Zuerst die schlechte Nachricht vorweg: sie werden es niemals schaffen die Hausstaubmilbe vollständig aus der Wohnung zu verbannen. Allerdings gibt es verschiedene Möglichkeiten, die Population der Milben möglichst klein zu halten.

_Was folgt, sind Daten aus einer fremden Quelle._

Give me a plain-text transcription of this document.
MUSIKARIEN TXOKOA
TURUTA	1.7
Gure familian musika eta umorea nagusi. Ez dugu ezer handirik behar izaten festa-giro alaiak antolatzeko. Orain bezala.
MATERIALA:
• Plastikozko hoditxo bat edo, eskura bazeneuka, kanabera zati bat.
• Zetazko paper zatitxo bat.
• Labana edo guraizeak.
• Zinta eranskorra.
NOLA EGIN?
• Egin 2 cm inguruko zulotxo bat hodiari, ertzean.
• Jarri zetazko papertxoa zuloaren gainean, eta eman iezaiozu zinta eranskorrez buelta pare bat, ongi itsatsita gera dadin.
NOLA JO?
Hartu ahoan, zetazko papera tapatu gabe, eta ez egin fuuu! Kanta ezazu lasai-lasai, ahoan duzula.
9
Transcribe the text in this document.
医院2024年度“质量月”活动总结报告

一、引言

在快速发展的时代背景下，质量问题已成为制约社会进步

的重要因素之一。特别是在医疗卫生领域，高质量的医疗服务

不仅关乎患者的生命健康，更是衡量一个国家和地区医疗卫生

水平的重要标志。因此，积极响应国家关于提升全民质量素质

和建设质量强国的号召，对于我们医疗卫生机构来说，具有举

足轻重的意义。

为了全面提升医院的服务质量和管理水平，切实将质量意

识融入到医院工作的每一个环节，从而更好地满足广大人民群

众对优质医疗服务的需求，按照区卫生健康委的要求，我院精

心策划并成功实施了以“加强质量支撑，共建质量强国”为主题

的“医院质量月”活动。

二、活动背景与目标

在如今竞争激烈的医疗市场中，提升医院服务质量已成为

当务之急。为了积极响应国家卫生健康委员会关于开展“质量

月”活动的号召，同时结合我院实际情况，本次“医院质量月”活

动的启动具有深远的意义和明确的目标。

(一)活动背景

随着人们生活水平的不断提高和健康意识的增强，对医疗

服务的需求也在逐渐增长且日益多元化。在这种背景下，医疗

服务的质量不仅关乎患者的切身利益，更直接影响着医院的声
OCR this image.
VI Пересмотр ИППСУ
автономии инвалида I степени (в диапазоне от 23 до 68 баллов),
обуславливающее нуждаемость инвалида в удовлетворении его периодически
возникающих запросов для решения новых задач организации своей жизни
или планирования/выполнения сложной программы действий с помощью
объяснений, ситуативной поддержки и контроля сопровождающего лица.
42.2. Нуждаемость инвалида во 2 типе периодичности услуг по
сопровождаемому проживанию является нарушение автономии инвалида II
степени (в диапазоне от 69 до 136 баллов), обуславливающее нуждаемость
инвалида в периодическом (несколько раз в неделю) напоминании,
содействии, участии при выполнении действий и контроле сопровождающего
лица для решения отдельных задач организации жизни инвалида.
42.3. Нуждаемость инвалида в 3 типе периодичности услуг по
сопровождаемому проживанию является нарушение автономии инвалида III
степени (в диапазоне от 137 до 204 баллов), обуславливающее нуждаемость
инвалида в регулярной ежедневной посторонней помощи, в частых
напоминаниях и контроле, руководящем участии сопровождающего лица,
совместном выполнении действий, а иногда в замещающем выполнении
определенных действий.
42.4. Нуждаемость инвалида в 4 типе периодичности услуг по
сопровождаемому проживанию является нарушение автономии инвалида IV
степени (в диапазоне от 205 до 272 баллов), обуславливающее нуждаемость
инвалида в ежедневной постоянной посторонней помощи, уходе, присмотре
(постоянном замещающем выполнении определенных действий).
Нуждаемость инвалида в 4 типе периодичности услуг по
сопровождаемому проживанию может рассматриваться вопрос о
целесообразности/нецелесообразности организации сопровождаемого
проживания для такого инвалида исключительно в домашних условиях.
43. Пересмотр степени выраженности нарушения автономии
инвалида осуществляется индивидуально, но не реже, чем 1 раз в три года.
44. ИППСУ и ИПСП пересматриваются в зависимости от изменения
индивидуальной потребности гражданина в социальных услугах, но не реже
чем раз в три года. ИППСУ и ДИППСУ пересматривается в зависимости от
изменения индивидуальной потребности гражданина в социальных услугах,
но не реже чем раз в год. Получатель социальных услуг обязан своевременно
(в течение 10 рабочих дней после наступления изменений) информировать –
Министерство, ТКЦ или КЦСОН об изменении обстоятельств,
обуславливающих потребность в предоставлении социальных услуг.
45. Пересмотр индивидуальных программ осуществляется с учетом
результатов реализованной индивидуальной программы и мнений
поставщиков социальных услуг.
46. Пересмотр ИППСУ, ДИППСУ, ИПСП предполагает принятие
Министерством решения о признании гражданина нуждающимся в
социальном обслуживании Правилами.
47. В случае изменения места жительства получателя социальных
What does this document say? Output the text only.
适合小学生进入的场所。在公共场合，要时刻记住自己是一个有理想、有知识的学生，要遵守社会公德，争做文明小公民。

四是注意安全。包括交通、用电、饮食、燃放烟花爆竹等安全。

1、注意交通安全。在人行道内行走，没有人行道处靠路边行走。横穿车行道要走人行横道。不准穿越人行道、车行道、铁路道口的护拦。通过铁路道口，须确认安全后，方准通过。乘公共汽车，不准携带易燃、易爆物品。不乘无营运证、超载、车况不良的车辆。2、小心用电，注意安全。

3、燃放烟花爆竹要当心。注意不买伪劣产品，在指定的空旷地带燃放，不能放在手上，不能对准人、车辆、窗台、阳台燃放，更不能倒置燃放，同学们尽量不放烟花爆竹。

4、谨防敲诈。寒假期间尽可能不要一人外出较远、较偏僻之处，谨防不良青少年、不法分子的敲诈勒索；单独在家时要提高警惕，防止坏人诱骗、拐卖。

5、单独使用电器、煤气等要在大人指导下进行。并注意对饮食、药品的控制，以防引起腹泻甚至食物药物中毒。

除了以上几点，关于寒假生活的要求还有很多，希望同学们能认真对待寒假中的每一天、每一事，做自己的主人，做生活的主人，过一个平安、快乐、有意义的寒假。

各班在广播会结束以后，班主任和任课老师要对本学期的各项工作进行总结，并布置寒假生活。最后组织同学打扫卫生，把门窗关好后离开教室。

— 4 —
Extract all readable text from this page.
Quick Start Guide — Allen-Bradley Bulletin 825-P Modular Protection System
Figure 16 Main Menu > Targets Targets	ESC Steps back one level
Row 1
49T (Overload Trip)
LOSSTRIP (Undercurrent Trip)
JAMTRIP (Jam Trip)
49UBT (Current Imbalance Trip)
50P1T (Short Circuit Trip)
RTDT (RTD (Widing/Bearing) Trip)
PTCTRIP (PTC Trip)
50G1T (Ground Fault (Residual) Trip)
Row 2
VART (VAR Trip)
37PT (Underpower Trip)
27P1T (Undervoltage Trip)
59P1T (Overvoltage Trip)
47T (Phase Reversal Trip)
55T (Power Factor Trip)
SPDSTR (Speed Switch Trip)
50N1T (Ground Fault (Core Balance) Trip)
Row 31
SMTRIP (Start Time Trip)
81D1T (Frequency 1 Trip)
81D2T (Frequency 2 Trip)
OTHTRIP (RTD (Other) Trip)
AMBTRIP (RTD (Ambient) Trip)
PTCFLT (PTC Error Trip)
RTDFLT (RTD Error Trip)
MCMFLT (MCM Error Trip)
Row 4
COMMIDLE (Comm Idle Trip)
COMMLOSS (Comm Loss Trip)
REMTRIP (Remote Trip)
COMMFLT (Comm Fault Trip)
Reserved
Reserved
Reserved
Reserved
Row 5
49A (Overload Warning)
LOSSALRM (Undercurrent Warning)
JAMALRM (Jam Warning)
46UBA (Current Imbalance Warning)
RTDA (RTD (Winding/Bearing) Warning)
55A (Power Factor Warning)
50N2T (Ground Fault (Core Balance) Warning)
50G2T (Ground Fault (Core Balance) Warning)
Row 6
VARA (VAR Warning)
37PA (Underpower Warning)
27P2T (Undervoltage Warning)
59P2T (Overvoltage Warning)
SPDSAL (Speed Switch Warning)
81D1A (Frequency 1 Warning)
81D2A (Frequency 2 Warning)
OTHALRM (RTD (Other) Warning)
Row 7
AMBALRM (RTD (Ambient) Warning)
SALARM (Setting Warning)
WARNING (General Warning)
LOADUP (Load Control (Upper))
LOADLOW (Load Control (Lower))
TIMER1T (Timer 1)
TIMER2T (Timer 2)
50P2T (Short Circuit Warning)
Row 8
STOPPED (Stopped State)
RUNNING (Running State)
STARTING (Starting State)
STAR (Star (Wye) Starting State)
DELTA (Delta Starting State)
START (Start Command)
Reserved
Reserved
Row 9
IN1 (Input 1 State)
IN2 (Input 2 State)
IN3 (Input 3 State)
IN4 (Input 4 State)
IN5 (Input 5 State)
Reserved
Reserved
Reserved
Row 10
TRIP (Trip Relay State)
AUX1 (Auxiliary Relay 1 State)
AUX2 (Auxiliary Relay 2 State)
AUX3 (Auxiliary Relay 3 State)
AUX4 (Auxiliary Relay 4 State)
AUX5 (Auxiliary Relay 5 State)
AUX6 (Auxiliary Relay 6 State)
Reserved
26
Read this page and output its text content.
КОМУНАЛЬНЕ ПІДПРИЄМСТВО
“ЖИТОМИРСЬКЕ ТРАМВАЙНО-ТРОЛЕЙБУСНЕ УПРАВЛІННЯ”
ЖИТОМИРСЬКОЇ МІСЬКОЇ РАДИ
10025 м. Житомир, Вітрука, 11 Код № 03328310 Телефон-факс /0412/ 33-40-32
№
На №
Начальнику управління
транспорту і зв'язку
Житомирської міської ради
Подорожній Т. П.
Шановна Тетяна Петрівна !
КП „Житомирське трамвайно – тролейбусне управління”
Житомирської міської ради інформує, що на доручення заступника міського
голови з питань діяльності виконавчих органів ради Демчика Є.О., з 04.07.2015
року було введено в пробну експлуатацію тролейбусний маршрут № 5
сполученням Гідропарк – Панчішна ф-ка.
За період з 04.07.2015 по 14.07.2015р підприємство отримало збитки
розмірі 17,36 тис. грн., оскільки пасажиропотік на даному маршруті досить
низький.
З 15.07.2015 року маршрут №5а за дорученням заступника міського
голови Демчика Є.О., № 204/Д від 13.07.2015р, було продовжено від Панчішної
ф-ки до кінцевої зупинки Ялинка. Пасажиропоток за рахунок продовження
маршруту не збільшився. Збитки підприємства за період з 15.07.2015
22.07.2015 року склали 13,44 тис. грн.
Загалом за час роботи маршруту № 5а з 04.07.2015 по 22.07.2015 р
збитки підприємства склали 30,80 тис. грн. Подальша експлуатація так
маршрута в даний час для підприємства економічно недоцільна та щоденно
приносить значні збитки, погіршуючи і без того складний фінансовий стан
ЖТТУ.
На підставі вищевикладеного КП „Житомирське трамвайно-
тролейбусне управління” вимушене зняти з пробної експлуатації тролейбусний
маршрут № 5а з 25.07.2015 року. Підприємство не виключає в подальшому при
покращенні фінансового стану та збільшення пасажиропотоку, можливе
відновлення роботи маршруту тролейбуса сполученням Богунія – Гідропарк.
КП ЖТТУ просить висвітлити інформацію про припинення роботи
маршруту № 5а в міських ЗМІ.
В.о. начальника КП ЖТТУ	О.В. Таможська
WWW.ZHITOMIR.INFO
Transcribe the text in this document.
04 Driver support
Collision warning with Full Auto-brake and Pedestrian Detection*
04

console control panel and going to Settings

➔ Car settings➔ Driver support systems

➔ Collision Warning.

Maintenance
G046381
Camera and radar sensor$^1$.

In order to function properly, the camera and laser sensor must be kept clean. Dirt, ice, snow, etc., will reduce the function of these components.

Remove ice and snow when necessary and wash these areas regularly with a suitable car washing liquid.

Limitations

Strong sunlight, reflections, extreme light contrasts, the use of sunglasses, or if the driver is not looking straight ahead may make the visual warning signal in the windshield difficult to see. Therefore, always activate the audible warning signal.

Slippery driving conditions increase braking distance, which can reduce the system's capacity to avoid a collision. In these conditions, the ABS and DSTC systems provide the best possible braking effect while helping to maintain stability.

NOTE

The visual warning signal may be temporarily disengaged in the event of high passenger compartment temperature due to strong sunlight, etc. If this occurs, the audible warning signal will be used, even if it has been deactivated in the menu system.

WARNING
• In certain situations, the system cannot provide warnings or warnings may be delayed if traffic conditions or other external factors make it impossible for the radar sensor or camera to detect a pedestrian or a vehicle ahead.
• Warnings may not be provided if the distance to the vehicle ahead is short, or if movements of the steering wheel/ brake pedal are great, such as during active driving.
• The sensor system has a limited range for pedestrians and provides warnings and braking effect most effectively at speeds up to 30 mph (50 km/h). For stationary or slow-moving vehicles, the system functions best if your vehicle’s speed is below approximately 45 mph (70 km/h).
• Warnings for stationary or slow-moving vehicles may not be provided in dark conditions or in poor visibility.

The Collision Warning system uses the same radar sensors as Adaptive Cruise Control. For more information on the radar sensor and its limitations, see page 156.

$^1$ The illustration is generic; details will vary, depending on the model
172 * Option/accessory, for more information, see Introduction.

Auf der Seite hausstaubmilben.org finden sich viele wertvolle Tipps gegen Hausstaubmilben. Wir haben Ihnen hier die wichtigsten einmal herausgesucht:

Neemspray gegen Hausstaubmilben

Der Wirkstoff Mahalin, der aus den Samen des Niembaums gewonnen wird, hilft sehr gut gegen Hausstaubmilben und kann die Population deutlich verringern. Die Anwendung macht am meisten Sinn, wenn man gleichzeitig eine Matratze neu anschafft. In alten Matratzen finden sich viele Tote Milben und Unmengen an Milbenkot, die man durch das Spray natürlich nicht loswerden kann.

Matratzen einpacken

Vermutlich die wichtigste Maßnahme ist es, Matratze, Decke und das Kopfkissen milbendicht einzupacken. Im Fachhandel oder auf oben genannter Webseite finden Sie dazu sogenannte Encasings, die absolut dicht gegen Exkremente und Milben sind.

Regelmäßiges Lüften

Da Hausstaubmilben Wärme und hoher Luftfeuchtigkeit lieben, sollte man regelmäßig lüften. Wichtig ist, die Matratze freizuhalten (also alles vom Bett runter), damit diese trocknen kann. So nimmt man den Milben die bevorzugten Lebensbedingungen.

Täglich Staubsaugen

Tägliches Staubsaugen ist bei einer Milbenallergie Pflicht. Spezielle Staubsauger mit einem besonders guten Filter, welcher auch Allergene aus der Luft filtert, sind notwendig.

Luftreinigung

Im Fachhandel gibt es Geräte, welche die Luft in der Wohnung von Staub, Gerüchen, Pollen und Bakterien befreien. Diese Luftreiniger helfen bei einer Hausstaubmilbenallergie. Fazit löscht das

Fazit

Auch wenn Hausstaubmilben sich nicht vollständig entfernen lassen, kann man mit den passenden Maßnahmen doch relativ gut leben. Wichtig ist vor allem, die Matratze Kopfkissen und Decke vor Milben zu schützen. Schließlich liegt man im Schnitt zwischen sechs und acht Stunden pro Nacht im Bett und wäre sonst den Milben ausgesetzt.